FINDERS, KEEPERS

Two recent events – one legal and the other technological – have brought asteroid mining a step closer to reality.

The legal development came about when the Senate Commerce, Science and Transportation Committee passed a bill titled H.R. 2262 — SPACE Act of 2015. The bill has a number of measures designed to facilitate commercial space development, and includes a provision that gives companies or individuals ownership of any material that they mine in outer space.

According to an estimate, asteroid mining could potentially develop into a trillion dollar market.

MATERIAL DETECTOR

The technological development is a new generation gamma-ray spectroscope designed to detect gold, platinum, rare earth elements, and other valuable material hidden within asteroids. It can also detect the material inside moons and airless objects floating around the solar system. It is heralded as just the type of “sensor” that will be needed by asteroid miners in order to pinpoint valuable materials.

A team of scientists from Vanderbilt and Fisk Universities, NASA’s Jet Propulsion Laboratory and the Planetary Science Institute developed the sensor concept.

The new technology is outlined in the article “New ultra-bright scintillators for planetary gamma-ray spectroscopy” published Oct. 23 in the SPIE Newsroom. SPIE is the International Society for Optics and Photonics and its SPIE Newsroom publishes noteworthy scientific achievements in the area of optics and photonics.

The planetary gamma-ray spectroscopy works by taking advantage of the fact that all of the objects in the solar system are constantly bombarded by cosmic rays. These high-energy particles from deep space strike exposed surfaces at different velocities, smashing apart atoms in the top layers and producing a secondary shower of particles, including neutrons. The neutrons then collide repeatedly with the atoms in the material, producing gamma rays as they go (gamma rays are a type of electromagnetic radiation like light, but they are more powerful and penetrating).

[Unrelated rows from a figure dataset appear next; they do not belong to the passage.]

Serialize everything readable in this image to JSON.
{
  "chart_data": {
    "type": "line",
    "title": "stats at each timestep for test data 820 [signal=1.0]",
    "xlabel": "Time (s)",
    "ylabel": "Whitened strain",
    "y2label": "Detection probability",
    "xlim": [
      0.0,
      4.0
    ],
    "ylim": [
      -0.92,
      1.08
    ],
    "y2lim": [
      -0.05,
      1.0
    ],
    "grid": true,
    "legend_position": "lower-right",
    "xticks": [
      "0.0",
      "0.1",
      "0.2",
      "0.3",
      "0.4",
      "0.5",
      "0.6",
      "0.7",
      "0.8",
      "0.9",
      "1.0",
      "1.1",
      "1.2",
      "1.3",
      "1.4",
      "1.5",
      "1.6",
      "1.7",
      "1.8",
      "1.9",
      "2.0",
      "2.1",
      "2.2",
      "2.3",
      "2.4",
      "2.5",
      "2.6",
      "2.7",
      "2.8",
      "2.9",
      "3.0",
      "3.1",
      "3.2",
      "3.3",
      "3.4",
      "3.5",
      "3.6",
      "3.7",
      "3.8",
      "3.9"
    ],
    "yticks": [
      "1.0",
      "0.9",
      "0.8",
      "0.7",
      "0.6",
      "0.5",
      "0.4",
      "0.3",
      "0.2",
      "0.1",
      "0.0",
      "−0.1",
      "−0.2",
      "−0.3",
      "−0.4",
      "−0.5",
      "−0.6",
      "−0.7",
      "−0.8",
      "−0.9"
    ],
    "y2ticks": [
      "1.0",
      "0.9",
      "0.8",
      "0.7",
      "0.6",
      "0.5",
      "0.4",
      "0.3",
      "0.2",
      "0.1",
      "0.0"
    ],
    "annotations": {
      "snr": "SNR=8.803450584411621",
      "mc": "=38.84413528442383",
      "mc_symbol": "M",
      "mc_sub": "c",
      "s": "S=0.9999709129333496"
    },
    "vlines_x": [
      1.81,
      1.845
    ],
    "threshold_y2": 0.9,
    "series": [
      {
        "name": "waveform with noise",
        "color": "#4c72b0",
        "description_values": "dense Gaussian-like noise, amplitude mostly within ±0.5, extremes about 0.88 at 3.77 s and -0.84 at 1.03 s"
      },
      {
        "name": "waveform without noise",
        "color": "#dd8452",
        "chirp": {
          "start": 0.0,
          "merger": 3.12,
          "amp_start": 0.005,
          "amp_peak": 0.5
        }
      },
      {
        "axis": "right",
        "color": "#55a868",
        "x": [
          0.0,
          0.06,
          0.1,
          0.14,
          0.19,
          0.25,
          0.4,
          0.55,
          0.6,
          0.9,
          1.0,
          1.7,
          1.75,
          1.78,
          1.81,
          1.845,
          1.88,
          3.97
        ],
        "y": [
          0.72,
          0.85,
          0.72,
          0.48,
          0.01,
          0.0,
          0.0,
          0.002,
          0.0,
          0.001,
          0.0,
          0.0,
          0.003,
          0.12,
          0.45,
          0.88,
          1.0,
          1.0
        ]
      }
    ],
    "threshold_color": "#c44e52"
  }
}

A gamma-ray spectroscope records the intensity and wavelengths of gamma rays coming from a surface. This spectrum can be analyzed to assess the concentration of important, rock-forming elements such as oxygen, magnesium, silicon, and iron as well as precious metals like gold and valuable crystals like diamonds.

“Space missions to the Moon, Mars, Mercury and the asteroid Vesta among others have included low-resolution spectrometers, but it has taken months of observation time and great expense to map their elemental surface compositions from orbit,” said Professor of Astronomy Keivan Stassun, the Vanderbilt co-author. “With our proposed system it should be possible to measure sub-surface elemental abundances accurately, and to do it much more cheaply because our sensors weigh less and require less power to operate. That is good news for commercial ventures where cost, power and launch weight are all at a premium.”

The new instrument uses a key component - the recently discovered material, europium-doped strontium iodide (SrI2). This is a transparent crystal which can be an extremely efficient gamma-ray detector. It registers the passage of gamma rays by emitting flashes of light which can be detected and recorded.

“The gold standard for gamma-ray spectroscopy is the high purity germanium (HPGe) detector,” said Fisk Professor of Physics Arnold Burger, who developed the SrI2 detector. “However, it requires cryogenic cooling so it is very bulky. It also needs vacuum-tube technology so it consumes too much energy to run on batteries. SrI2 isn’t quite as good HPGe, but it is more than adequate to do the job and it is compact enough and its power requirements low enough so that it can be used in spacecraft and even placed on robotic landers.”

The first commercial missions to nearby asteroids could launch as early as 2020, but asteroid mining would still be decades after that. However, the new spectroscopic technology would, for the meantime, provide planetary scientists with new details about the chemical composition of asteroids, comets, moons, and minor planets in the solar system.

Likewise, it could become an important planetary defense arsenal, since it can determine whether objects crossing Earth’s orbit are made from rock or ice.